Grabbing Arethusa frantically by her left arm, he gasped out, “The raveled sleeve!” Then his breath failed, his knees gave way, he crumpled into a pathetic heap of mackintosh at her gray-clad feet. Now that the two women had a clear view of his back, it was easy enough to spot the bullet hole with the dark red stain around it.

“Will you look at that?” said Miss Jane in understandable annoyance. “And to think I just finished washing my shop floor about two minutes ago!”

“Inconsiderate,” Arethusa agreed absently. “What do you suppose he meant by ‘the raveled sleeve’?”

“Must have been having trouble with his knitting,” Miss Jane replied. “Lots of men knit, you know. Sergeant MacVicar tells me knitting used to be quite the thing among the Highland shepherds when he was a boy in Lochtrackenchie. Oh dear, what a way to start the day! My cousins from England are coming this afternoon and I did so want to have everything nice for them. Would you mind stepping across the street and giving the police station doorbell a punch?”

“Not at all. A jeweled dagger and a ream of plain white paper.”

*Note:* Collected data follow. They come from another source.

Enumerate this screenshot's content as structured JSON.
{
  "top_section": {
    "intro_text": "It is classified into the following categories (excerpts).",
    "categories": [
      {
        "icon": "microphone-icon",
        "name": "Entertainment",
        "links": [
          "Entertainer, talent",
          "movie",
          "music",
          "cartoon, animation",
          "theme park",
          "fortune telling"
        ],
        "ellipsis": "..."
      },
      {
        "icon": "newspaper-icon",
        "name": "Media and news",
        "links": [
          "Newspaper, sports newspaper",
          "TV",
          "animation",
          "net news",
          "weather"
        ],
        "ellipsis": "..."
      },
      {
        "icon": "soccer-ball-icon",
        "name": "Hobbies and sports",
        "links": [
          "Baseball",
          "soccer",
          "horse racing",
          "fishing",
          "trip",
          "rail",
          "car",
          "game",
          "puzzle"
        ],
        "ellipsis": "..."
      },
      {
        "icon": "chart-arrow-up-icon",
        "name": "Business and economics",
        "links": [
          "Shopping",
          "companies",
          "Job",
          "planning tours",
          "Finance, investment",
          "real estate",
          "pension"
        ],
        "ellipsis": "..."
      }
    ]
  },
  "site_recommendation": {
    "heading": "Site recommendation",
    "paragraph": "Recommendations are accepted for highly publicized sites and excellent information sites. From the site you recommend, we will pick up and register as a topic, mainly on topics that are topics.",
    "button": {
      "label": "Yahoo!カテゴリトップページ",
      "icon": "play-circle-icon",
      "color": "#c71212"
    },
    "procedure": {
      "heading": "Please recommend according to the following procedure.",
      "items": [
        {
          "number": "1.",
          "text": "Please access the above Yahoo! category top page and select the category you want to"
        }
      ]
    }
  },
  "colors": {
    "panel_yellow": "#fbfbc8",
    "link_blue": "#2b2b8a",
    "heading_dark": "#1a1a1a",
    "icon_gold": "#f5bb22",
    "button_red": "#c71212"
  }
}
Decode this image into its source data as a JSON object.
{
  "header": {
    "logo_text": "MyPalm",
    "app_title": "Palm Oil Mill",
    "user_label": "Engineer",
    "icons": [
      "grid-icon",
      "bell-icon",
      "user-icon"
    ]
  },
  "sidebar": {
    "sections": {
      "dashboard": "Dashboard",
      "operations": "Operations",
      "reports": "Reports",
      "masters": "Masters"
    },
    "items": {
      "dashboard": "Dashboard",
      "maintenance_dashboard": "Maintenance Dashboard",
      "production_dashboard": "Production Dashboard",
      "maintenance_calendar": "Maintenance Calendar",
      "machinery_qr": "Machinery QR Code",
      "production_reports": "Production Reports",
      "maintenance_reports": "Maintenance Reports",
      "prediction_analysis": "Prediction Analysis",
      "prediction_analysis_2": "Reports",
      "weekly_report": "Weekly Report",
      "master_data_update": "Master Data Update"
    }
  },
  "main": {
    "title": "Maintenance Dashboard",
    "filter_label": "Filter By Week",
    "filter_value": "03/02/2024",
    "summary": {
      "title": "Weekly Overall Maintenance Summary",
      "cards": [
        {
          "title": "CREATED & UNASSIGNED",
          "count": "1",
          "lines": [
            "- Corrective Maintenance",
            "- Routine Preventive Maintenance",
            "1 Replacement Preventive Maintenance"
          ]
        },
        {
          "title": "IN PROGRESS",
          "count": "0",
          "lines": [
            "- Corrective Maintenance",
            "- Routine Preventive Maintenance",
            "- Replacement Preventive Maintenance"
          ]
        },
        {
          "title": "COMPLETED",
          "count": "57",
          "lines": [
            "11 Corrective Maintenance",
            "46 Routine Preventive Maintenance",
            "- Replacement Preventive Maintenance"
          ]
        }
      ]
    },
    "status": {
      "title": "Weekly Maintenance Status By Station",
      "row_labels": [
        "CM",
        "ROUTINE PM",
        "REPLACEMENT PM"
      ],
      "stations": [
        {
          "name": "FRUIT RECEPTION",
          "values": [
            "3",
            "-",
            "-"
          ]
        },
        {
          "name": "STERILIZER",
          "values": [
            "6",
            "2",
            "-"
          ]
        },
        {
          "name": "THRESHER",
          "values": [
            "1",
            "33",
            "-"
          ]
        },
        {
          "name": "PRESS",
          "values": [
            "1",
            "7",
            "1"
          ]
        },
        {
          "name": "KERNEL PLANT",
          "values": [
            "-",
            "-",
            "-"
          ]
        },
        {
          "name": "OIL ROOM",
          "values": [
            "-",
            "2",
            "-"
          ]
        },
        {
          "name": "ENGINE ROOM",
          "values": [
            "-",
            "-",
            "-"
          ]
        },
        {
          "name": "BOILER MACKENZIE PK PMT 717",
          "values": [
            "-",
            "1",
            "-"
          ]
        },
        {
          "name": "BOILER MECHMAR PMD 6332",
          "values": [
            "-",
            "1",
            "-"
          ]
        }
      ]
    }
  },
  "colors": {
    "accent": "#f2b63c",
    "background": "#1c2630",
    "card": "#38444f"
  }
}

Arethusa was about to step off the curb when a second bullet-riddled automobile screeched to a halt in front of her. Two more men wearing trench coats with the collars turned up and felt hats with the brims turned down hurtled from the car, crouched beside the supine form on the sidewalk, and feverishly rifled its pockets while the two women watched in understandable bewilderment.

Their search appeared unavailing, for one of the men leaped to his feet, grabbed Arethusa by the same arm the first man had grabbed her by, and demanded savagely, “Where is it? What did he tell you?”

“A jeweled dagger and a ream of plain white paper,” Arethusa replied automatically.

This was clearly not the reply the man had expected. “Are you sure that’s what he—”

“Cheese it, the cops!” shouted the other.

True enough, the police station door had opened. Sergeant MacVicar was descending its front steps with as much haste as the dignity of his position would allow. Hastily grabbing their fallen colleague or adversary as the case might have been, one by the feet and one by the shoulders, the two dumped his body into their car. Just the way Lady Ermimtude’s fell captors had bundled her into the coach, Arethusa noted. It was reassuring to see that she’d been accurate in her description.

She might have enjoyed and even benefited from a moment’s professional chat with the dumpers, but this was not to be. One of them leaped into the car they’d both arrived in. The other leaped into the car which the dead man, for he was surely that, had been driving. By the time Sergeant MacVicar reached the spot where the red splashes lay thickest on the sidewalk, the two cars had roared off. The sergeant vouchsafed the two women a courteous nod and opened the investigation.

“Noo then, ladies, can you tell me what that was all about?”

“A jeweled dagger and a ream of plain white paper,” said Arethusa.

“That wasn’t it at all.” Miss Jane was too exasperated by now to be diplomatic, even toward a Monk. “This first man—the one who bled all over everything—was knitting a sweater.”

“Oh aye?”

“Well, it had to be a sweater, didn’t it? Why else would he have had to unravel the sleeve? I didn’t know the man was bleeding, of course, or I wouldn’t have kept him waiting. Goodness knows what he’s done to my nice clean floor. I can’t imagine what my cousins are going to think. It’s their first visit to Canada and I did so want them to carry a good impression back home. And I have to tell you, Miss Monk, that if you say ‘a jeweled dagger and a ream of plain white paper’ one more time, I really do believe I’ll take after you with this broomstick.”

“This is no time for hysterics,” Arethusa replied severely. “Pull yourself together, Miss Wuzzy.”

“My name is not Miss Wuzzy!”

“Noo, noo,” said Sergeant MacVicar.

“Well, she keeps calling me Miss Monk,” Arethusa pouted. “I’m just trying to remember what it is I have to buy at Mr. Gumpert’s. I realize there’s a worldwide conspiracy afoot to keep writers from getting any work done, but I did think I might be allowed to accomplish a simple errand without being subjected to threats of physical attack by a woman dressed up as a sheep.”